In their updates on X (formerly Twitter) over the past few days, Isro posted photographs of the rocket at the launch site and a graphic that showed the trajectory of the craft from the launch to the splashdown in the sea.
Saturday’s planned test had generated a lot of interest in India, although it’s coming a bit late to the party as astronauts from Soviet Union and the US have been making trips to the low Earth orbit since 1961. China became the third country to reach space in October 2003 when a Chinese mission spent 21 hours and orbited Earth 14 times. And the US and China have fully operational space stations in low Earth orbit.

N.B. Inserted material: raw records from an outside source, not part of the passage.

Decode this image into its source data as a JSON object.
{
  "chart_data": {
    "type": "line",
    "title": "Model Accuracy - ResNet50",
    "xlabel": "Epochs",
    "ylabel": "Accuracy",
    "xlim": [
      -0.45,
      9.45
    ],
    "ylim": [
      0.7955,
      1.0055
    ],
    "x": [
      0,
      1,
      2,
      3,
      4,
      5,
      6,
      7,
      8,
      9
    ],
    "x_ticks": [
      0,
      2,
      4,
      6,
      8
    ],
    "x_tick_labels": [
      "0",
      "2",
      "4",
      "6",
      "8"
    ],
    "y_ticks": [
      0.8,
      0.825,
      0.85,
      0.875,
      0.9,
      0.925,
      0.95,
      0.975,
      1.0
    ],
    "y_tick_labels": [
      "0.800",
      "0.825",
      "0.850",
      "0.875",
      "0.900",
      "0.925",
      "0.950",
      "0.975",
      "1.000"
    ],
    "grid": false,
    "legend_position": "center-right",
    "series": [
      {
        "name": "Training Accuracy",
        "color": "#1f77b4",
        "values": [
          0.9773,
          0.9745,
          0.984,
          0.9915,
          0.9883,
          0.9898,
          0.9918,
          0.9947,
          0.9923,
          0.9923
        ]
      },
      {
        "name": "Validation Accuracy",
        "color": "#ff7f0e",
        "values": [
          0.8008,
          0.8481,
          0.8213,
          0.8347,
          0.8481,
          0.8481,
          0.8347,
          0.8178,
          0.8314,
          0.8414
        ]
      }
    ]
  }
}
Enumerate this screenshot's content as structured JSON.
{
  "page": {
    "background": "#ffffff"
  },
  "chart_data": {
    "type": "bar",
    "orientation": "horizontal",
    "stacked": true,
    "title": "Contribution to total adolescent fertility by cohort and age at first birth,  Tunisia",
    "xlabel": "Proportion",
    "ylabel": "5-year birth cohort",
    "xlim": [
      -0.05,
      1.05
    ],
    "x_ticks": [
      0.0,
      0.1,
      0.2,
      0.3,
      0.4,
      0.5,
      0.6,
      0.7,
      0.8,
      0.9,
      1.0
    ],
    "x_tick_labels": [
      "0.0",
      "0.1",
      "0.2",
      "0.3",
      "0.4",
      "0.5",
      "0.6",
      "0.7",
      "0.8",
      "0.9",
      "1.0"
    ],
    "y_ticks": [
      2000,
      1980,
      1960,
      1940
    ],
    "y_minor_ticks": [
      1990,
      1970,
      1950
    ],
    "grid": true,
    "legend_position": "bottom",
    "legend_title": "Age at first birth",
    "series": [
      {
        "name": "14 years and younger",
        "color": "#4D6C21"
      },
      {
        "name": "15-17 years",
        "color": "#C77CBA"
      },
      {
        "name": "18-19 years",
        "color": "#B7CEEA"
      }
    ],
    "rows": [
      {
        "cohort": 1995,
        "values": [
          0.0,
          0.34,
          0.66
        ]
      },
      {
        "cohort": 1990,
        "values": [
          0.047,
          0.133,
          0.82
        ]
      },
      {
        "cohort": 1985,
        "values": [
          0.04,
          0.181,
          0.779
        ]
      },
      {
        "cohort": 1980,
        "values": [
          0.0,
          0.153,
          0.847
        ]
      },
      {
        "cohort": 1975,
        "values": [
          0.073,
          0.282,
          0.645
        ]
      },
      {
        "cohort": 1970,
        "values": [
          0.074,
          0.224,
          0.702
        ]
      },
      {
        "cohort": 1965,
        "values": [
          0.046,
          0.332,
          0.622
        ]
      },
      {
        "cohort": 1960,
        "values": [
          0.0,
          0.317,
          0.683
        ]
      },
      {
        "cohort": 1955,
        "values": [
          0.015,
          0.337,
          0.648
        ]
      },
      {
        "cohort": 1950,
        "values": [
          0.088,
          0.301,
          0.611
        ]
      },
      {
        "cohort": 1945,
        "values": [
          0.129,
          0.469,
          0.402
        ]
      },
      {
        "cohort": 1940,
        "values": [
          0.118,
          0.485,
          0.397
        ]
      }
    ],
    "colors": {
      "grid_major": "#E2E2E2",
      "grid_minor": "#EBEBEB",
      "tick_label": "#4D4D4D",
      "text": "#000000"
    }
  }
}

An Indian astronaut also went to space as early as in 1984 when Rakesh Sharma spent 21 days and 40 minutes on a Russian spacecraft.
But the attention on Isro’s test on Saturday was because it came not long after the country made history by becoming the first to land near the Moon’s south pole on 23 August 2023.
Just weeks later, India also launched Aditya-L1, its first observation mission to the Sun. It will travel 1.5 million km (932,000 miles) from the Earth – 1% of the Earth-Sun distance and will reach its intended spot in mid-January, India’s space agency has said.
And earlier this week, India announced ambitious new plans for space, saying it would aim to set up a space station by 2035 and send an astronaut to the Moon by 2040.